There are probably some other points against Goldschmidt, but I really can't think of them right now. :)
It's a perpetual argument. Will pitchers make any impact? The two obvious candidates are Clayton Kershaw (7.2 WAR) and Adam Wainwright (6,2). perhaps with a sprinkling of Cliff Lee (6.2) and Jose Fernandez (5.2). However, fair or not, there is an undeniable bias against pitchers in the upper echelon of MVP voting: they are seen to have the Cy Young award to recognize their achievements. This results in them being discounted, even if their value - or, at least, value as measured by WAR - is as good as any position player. No pitcher has even finished in the top five for NL MVP since 1995, when Greg Maddux went 19-2 with a 1.63 ERA...and still came third, behind Barry Larkin.

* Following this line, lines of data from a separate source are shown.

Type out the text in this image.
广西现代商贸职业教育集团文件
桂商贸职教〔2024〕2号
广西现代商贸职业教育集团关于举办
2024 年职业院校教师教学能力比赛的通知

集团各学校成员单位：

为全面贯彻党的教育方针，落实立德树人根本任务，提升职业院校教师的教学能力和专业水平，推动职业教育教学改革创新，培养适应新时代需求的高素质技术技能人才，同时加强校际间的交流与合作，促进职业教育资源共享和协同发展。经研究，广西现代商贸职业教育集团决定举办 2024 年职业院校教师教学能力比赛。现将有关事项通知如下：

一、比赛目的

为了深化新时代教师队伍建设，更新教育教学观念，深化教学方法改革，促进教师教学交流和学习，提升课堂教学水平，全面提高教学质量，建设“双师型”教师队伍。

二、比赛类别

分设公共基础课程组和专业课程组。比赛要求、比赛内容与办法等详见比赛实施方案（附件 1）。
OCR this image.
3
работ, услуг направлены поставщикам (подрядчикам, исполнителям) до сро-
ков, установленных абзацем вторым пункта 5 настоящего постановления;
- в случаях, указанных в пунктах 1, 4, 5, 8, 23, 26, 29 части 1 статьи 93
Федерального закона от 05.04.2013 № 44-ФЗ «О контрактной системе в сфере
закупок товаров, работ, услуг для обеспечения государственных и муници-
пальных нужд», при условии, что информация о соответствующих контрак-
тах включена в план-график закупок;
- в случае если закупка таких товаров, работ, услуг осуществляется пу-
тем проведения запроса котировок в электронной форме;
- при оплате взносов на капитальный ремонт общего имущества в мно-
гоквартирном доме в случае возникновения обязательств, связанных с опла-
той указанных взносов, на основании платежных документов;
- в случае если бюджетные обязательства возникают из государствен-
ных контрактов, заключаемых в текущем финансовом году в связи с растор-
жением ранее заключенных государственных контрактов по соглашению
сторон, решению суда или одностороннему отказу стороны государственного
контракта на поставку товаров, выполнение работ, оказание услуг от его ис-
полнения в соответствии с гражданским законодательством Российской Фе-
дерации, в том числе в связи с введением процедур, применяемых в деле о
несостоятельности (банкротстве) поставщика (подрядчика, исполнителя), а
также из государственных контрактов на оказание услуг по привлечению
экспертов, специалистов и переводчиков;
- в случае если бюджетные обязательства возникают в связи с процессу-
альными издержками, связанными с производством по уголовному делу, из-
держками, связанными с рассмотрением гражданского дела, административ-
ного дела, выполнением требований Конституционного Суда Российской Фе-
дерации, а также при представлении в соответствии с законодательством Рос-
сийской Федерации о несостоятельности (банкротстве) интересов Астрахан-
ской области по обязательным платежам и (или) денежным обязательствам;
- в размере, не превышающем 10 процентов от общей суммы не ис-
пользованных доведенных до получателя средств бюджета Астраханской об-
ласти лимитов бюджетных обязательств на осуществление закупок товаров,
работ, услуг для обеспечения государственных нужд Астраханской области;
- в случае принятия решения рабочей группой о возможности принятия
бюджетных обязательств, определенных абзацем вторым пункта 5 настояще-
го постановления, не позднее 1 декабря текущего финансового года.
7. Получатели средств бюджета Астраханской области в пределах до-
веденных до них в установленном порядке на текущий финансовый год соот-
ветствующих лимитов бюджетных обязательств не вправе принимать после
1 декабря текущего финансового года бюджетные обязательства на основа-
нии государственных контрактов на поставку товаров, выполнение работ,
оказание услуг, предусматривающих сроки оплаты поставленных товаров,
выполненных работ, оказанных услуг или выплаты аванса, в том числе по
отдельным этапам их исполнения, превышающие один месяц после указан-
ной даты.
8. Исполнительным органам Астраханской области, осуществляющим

I've no doubt Kershaw will get top five votes from some writers, but will he finish there. Wainwright should receive a few, more token mentions as well, though since you could argue he's only the third MVP on his team, that could hurt him. And let's not forget about Braves' closer Craig Kimbrel, who may not have the WAR but became the first NL reliever since Eric Gagne in 2003 to reach 50 saves. Kimbrel was the highest-ranked pitcher in last year's MVP voting, finishing eighth: his ERA was better then, but he had fewer saves. Gagne came sixth after his 50-save campaign, and that was after a perfect season, so Kimbrel will likely be lower.